Rosemerry Wahtola Trommer co-hosts Emerging Form podcast on creative process, Secret Agents of Change (a surreptitious kindness cabal) and Soul Writers Circle. Her poetry has appeared on A Prairie Home Companion, PBS News Hour, O Magazine, Rattle, American Life in Poetry and her daily poetry blog, A Hundred Falling Veils. Her most recent collection, Hush, won the Halcyon Prize. Naked for Tea was a finalist for the Able Muse Book Award. One-word mantra: Adjust.

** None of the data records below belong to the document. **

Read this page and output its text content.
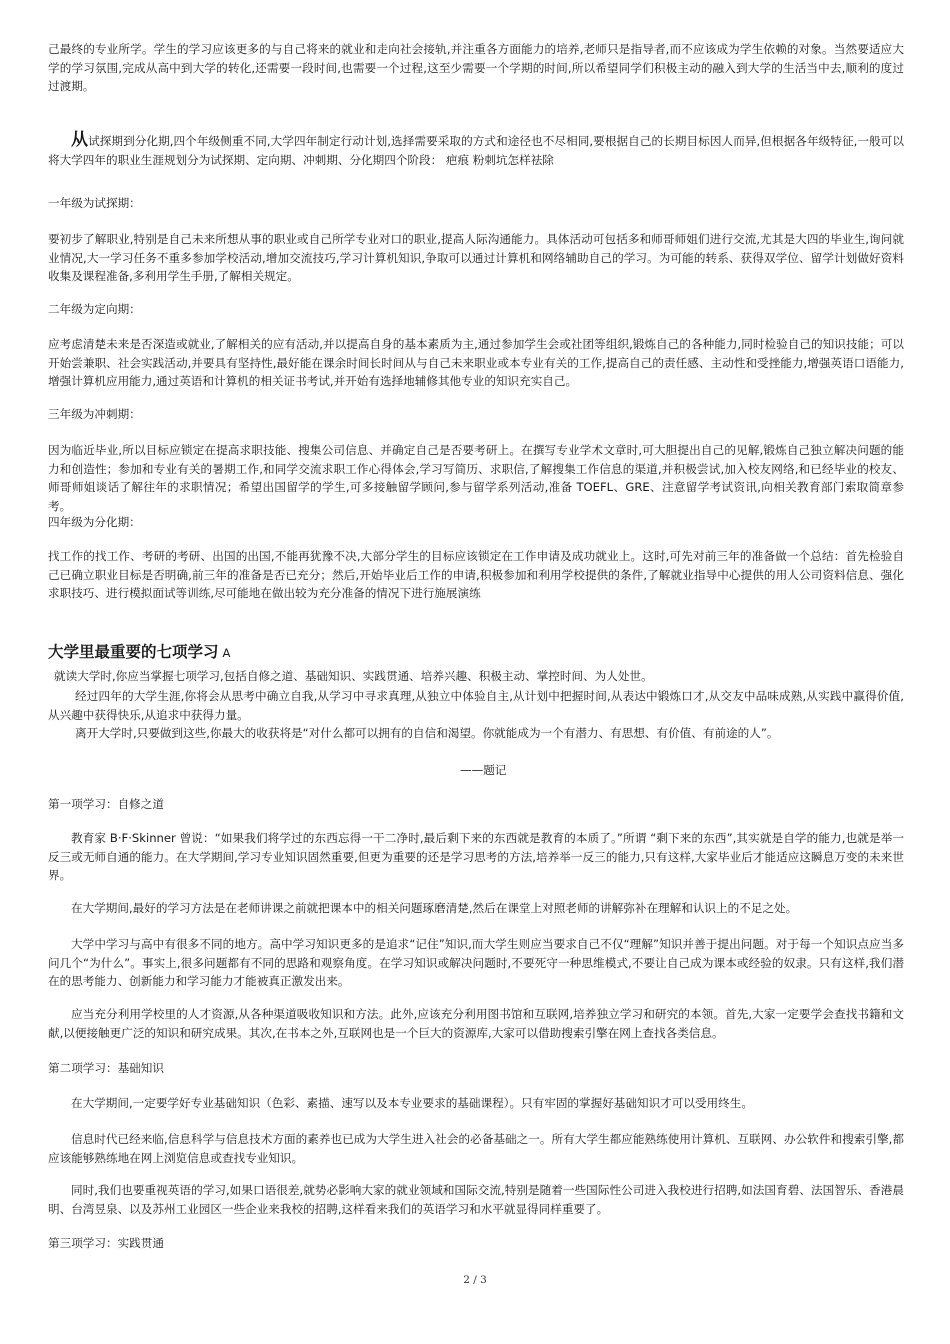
己最终的专业所学。学生的学习应该更多的与自己将来的就业和走向社会接轨,并注重各方面能力的培养,老师只是指导者,而不应该成为学生依赖的对象。当然要适应大学的学习氛围,完成从高中到大学的转化,还需要一段时间,也需要一个过程,这至少需要一个学期的时间,所以希望同学们积极主动的融入到大学的生活当中去,顺利的度过过渡期。

从试探期到分化期,四个年级侧重不同,大学四年制定行动计划,选择需要采取的方式和途径也不尽相同,要根据自己的长期目标因人而异,但根据各年级特征,一般可以将大学四年的职业生涯规划分为试探期、定向期、冲刺期、分化期四个阶段： 疤痕 粉刺坑怎样祛除

一年级为试探期：

要初步了解职业,特别是自己未来所想从事的职业或自己所学专业对口的职业,提高人际沟通能力。具体活动可包括多和师哥师姐们进行交流,尤其是大四的毕业生,询问就业情况,大一学习任务不重多参加学校活动,增加交流技巧,学习计算机知识,争取可以通过计算机和网络辅助自己的学习。为可能的转系、获得双学位、留学计划做好资料收集及课程准备,多利用学生手册,了解相关规定。

二年级为定向期：

应考虑清楚未来是否深造或就业,了解相关的应有活动,并以提高自身的基本素质为主,通过参加学生会或社团等组织,锻炼自己的各种能力,同时检验自己的知识技能；可以开始尝兼职、社会实践活动,并要具有坚持性,最好能在课余时间长时间从与自己未来职业或本专业有关的工作,提高自己的责任感、主动性和受挫能力,增强英语口语能力,增强计算机应用能力,通过英语和计算机的相关证书考试,并开始有选择地辅修其他专业的知识充实自己。

三年级为冲刺期：

因为临近毕业,所以目标应锁定在提高求职技能、搜集公司信息、并确定自己是否要考研上。在撰写专业学术文章时,可大胆提出自己的见解,锻炼自己独立解决问题的能力和创造性；参加和专业有关的暑期工作,和同学交流求职工作心得体会,学习写简历、求职信,了解搜集工作信息的渠道,并积极尝试,加入校友网络,和已经毕业的校友、师哥师姐谈话了解往年的求职情况；希望出国留学的学生,可多接触留学顾问,参与留学系列活动,准备 TOEFL、GRE、注意留学考试资讯,向相关教育部门索取简章参考。

四年级为分化期：

找工作的找工作、考研的考研、出国的出国,不能再犹豫不决,大部分学生的目标应该锁定在工作申请及成功就业上。这时,可先对前三年的准备做一个总结：首先检验自己已确立职业目标是否明确,前三年的准备是否已充分；然后,开始毕业后工作的申请,积极参加和利用学校提供的条件,了解就业指导中心提供的用人公司资料信息、强化求职技巧、进行模拟面试等训练,尽可能地在做出较为充分准备的情况下进行施展演练

大学里最重要的七项学习 A

就读大学时,你应当掌握七项学习,包括自修之道、基础知识、实践贯通、培养兴趣、积极主动、掌控时间、为人处世。

经过四年的大学生涯,你将会从思考中确立自我,从学习中寻求真理,从独立中体验自主,从计划中把握时间,从表达中锻炼口才,从交友中品味成熟,从实践中赢得价值,从兴趣中获得快乐,从追求中获得力量。

离开大学时,只要做到这些,你最大的收获将是“对什么都可以拥有的自信和渴望。你就能成为一个有潜力、有思想、有价值、有前途的人”。

——题记

第一项学习：自修之道

教育家 B·F·Skinner 曾说：“如果我们将学过的东西忘得一干二净时,最后剩下来的东西就是教育的本质了。”所谓 “剩下来的东西”,其实就是自学的能力,也就是举一反三或无师自通的能力。在大学期间,学习专业知识固然重要,但更为重要的还是学习思考的方法,培养举一反三的能力,只有这样,大家毕业后才能适应这瞬息万变的未来世界。

在大学期间,最好的学习方法是在老师讲课之前就把课本中的相关问题琢磨清楚,然后在课堂上对照老师的讲解弥补在理解和认识上的不足之处。

大学中学习与高中有很多不同的地方。高中学习知识更多的是追求“记住”知识,而大学生则应当要求自己不仅“理解”知识并善于提出问题。对于每一个知识点应当多问几个“为什么”。事实上,很多问题都有不同的思路和观察角度。在学习知识或解决问题时,不要死守一种思维模式,不要让自己成为课本或经验的奴隶。只有这样,我们潜在的思考能力、创新能力和学习能力才能被真正激发出来。

应当充分利用学校里的人才资源,从各种渠道吸收知识和方法。此外,应该充分利用图书馆和互联网,培养独立学习和研究的本领。首先,大家一定要学会查找书籍和文献,以便接触更广泛的知识和研究成果。其次,在书本之外,互联网也是一个巨大的资源库,大家可以借助搜索引擎在网上查找各类信息。

第二项学习：基础知识

在大学期间,一定要学好专业基础知识（色彩、素描、速写以及本专业要求的基础课程）。只有牢固的掌握好基础知识才可以受用终生。

信息时代已经来临,信息科学与信息技术方面的素养也已成为大学生进入社会的必备基础之一。所有大学生都应能熟练使用计算机、互联网、办公软件和搜索引擎,都应该能够熟练地在网上浏览信息或查找专业知识。

同时,我们也要重视英语的学习,如果口语很差,就势必影响大家的就业领域和国际交流,特别是随着一些国际性公司进入我校进行招聘,如法国育碧、法国智乐、香港晨明、台湾昱泉、以及苏州工业园区一些企业来我校的招聘,这样看来我们的英语学习和水平就显得同样重要了。

第三项学习：实践贯通

2 / 3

22 thoughts on “Three Poems by Rosemerry Wahtola Trommer

  1. Thank you for sharing these poems Rosemerry. I did not realize we were kindred spirits in this way, but your words resonate so well with me today. My son, Michael’s birthday was the 9th, so I feel his presence heavy with me now. Sending blessings to warm your heart as the sun warms your face. ❤️

    1. Oh dear Kaye, thank you for sharing with me about Michael’s recent birthday. Thank you for the blessings, for the warmth. I am sending love and blessings and warmth to you, too, friend. ❤️

  2. Rosemerry, dear, thank you for these exquisite poems, full of love and wisdom. May the Great Spirit be with you as you are with others. Wish I could hug you! HOL Sally

    1. Oh Sally, thank you. Thank you for your hugs that I received through the ether–thank you for all the support and and love you have shared with me for so long. HOL, Rosemerry

  3. Oh Rosemerry, each poem leaves me stunned by the courage and beauty of grief, my heart a bit more opened. Thank you for sharing the memories of your precious son and your journey with us. I’m sending you a bouquet of love.

    1. Thank you for the bouquet of love, Karly. I receive it with enormous gratitude, especially knowing just how intimately you know deep grief. Big love to you, friend.

  4. Your poems are beautiful and each time I read one, I am amazed that you are able to turn your grief into a thing of beauty. Wishing you continued healing – Carol Ruth

    1. Carol, thank you. Thank you for your words, for your healing wishes. I can tell you they matter, they matter, they matter. I am so grateful for the love and good energy from others that has not only buoyed me, but transformed me. Sending you hugs.

  5. Oh, how I open again and again with your written word. Thank you for sharing your tender heart with us, for showing us how to bring pain and beauty to form, how to keep going, step by step, word by word. Sending you love and continued healing.

    1. Thank you dear McKenzie. Oh friend. I have been thinking about you and wondering about you and those babies and your heart and more. Thank you for the love and healing thoughts. I am so grateful for you.

  6. Rosemerry and her poetry makes my life more bearable, more worth living. I return to her poems time and time over and over again and again, repeatedly. At least one of them continues saving my life.